None of the three minimizes how dire will be the consequences should Mahmoud Ahmadinejad's finger come to rest on a nuclear trigger. The Iranian president subscribes to an extremist school of Shia theology that, General Dagan explained, looks forward to an apocalyptic war that would "hasten the arrival of the Mahdi," mankind's ultimate savior.
It is the regime that rules Iran, more than its weapons, that constitutes the real problem. Changing the regime - not destroying its hardware - is the higher goal. Based on the analyses of these experts, a coherent strategy should include the following specific policies:
Tighten the sanctions noose to maximally increase pressure on the Iranian economy.

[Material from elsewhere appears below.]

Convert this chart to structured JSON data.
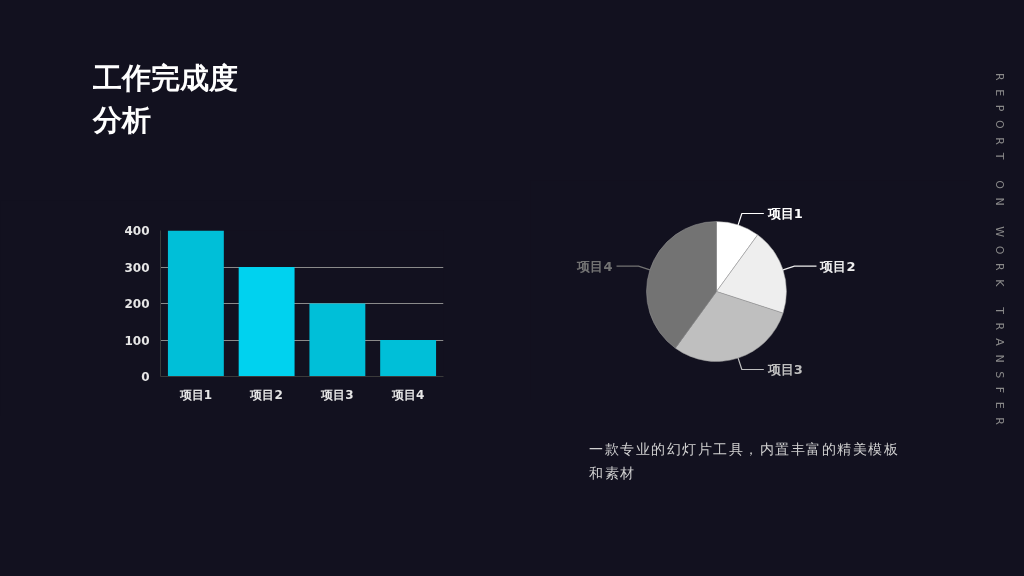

Isolate the regime diplomatically.
Continue to use high-tech, cutting-edge cyber weapons to further delay the Iranian nuclear-development program. More conventional clandestine measures also can play a role - things that go boom in the night and the untimely deaths of individuals contributing to illegal nuclear-weapons development.
The threat of force must be credible. Iran's rulers should lose sleep over the possibility that a military strike - against their nuclear facilities or against them more directly - may be seen by Americans and Israelis as the least bad option.
Help Syria break free of Iran. The loss of Syria would be a heavy blow to the Tehran regime.
Iran's anti-regime opposition also deserves moral support and material assistance.
In what has been misperceived as an "Arab Spring," the downtrodden masses in Egypt and elsewhere now may be coming to the conclusion that "Islam is the answer." Iranians, having tested that proposition over decades, know it is the wrong answer. Rule by mullahs has made them less free and poorer than they ever were under the Shah.
The writer is president of the Foundation for Defense of Democracies.